In summary, GPUs matter at the inference stage not because "inference is lightweight," but because inference has become more frequent, longer, more complex, and must be faster.
Why GPUs Became So Valuable
The reason GPU prices have skyrocketed is not simply "because they are good components." The explosive growth of generative AI drove a rapid surge in GPU demand, while supply could not keep pace. This imbalance is what made GPUs so valuable.
First, the spread of generative AI itself exploded GPU demand. Many companies wanted to train new large models, and many more wanted to deploy already-trained models as services. Both training and inference require GPUs, so overall market demand grew simultaneously.

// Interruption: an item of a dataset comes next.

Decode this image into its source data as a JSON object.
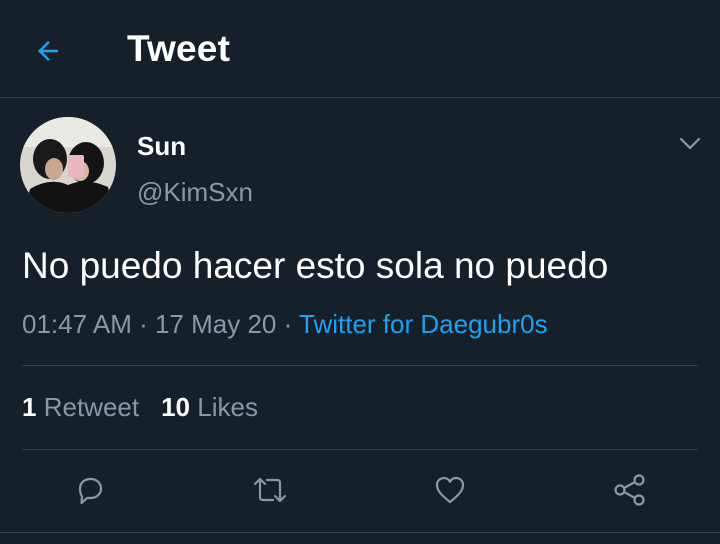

Furthermore, as models grow larger, the number of GPUs needed does not simply increase a little; it scales dramatically. As model parameters (weights) increase and the context length that must be processed grows, required computation and memory demands grow together. As a result, running even the same service requires more GPUs. "Building and operating a smarter model" became structurally synonymous with "needing more GPUs."
On the supply side, high-performance GPUs are difficult to produce quickly. High-performance chips have extremely complex manufacturing processes, and expanding production facilities takes a long time. Moreover, demand for AI-suitable high-performance GPUs tends to concentrate on specific generations and product lines, intensifying supply bottlenecks. When demand explodes but supply cannot scale rapidly in the short term, prices respond with greater sensitivity.

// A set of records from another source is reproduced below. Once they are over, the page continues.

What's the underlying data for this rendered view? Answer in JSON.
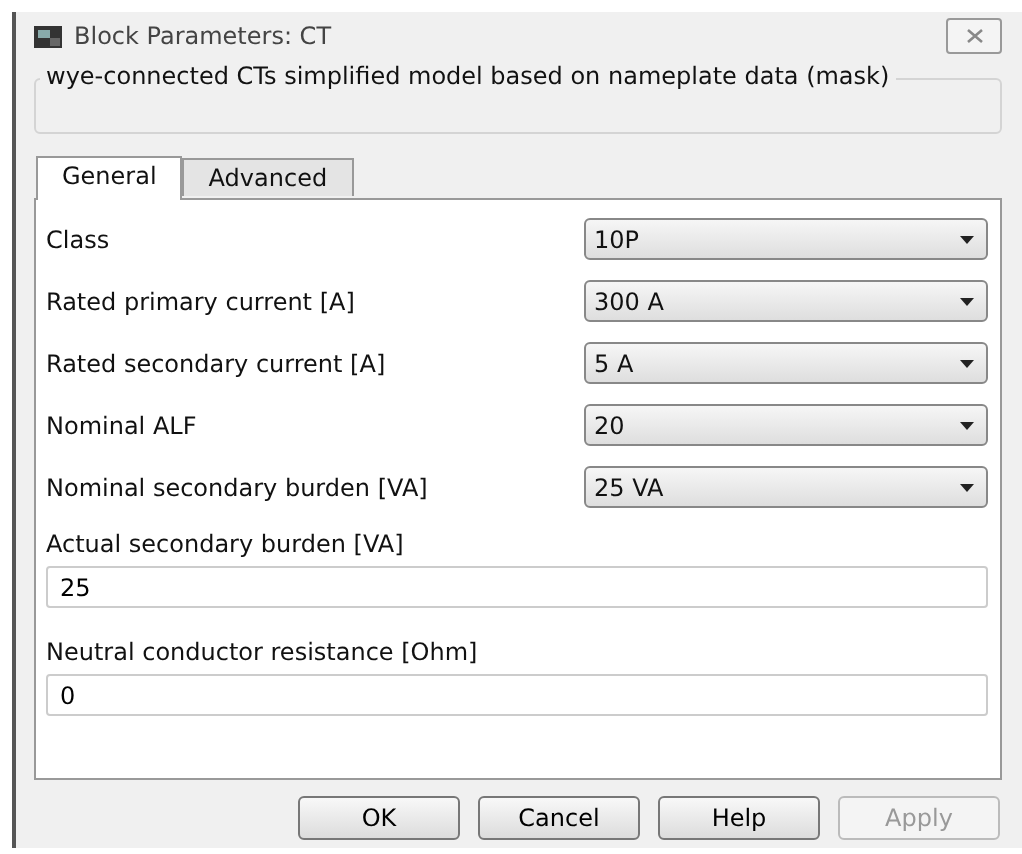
{
  "window": {
    "title": "Block Parameters: CT"
  },
  "description": "wye-connected CTs simplified model based on nameplate data (mask)",
  "tabs": [
    {
      "label": "General",
      "selected": true
    },
    {
      "label": "Advanced",
      "selected": false
    }
  ],
  "parameters": [
    {
      "kind": "dropdown",
      "label": "Class",
      "value": "10P"
    },
    {
      "kind": "dropdown",
      "label": "Rated primary current [A]",
      "value": "300 A"
    },
    {
      "kind": "dropdown",
      "label": "Rated secondary current [A]",
      "value": "5 A"
    },
    {
      "kind": "dropdown",
      "label": "Nominal ALF",
      "value": "20"
    },
    {
      "kind": "dropdown",
      "label": "Nominal secondary burden [VA]",
      "value": "25 VA"
    },
    {
      "kind": "edit",
      "label": "Actual secondary burden [VA]",
      "value": "25"
    },
    {
      "kind": "edit",
      "label": "Neutral conductor resistance [Ohm]",
      "value": "0"
    }
  ],
  "buttons": [
    {
      "label": "OK",
      "disabled": false
    },
    {
      "label": "Cancel",
      "disabled": false
    },
    {
      "label": "Help",
      "disabled": false
    },
    {
      "label": "Apply",
      "disabled": true
    }
  ]
}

And it does not end there. Buying more GPUs does not complete the picture. The data center infrastructure to house them must also be in place. GPUs consume large amounts of power and generate substantial heat. Power supply, cooling systems, rack space, network connectivity: the entire data center must expand in tandem. Including not just the per-unit cost of GPUs but also "operating costs," GPUs become not just a component but a bottleneck for the entire infrastructure.
The reason GPUs became so valuable is clear. The computational demands of the AI industry grew sharply, while production of GPUs (the core resource responsible for that computation) and expansion of infrastructure remained limited. GPUs have therefore become not just hardware, but the critical resource that determines the speed and competitiveness of the AI industry.
Summary
AI is a system that repeatedly calculates enormous number arrays across many layers. This computation involves performing the same operations at massive scale, and GPUs are optimized for exactly this parallel computation.
CPUs are strong at coordinating and managing diverse tasks; GPUs are strong at processing large-scale numerical computation simultaneously. The reason GPUs have become core infrastructure in the era of generative AI is precisely this computational structure.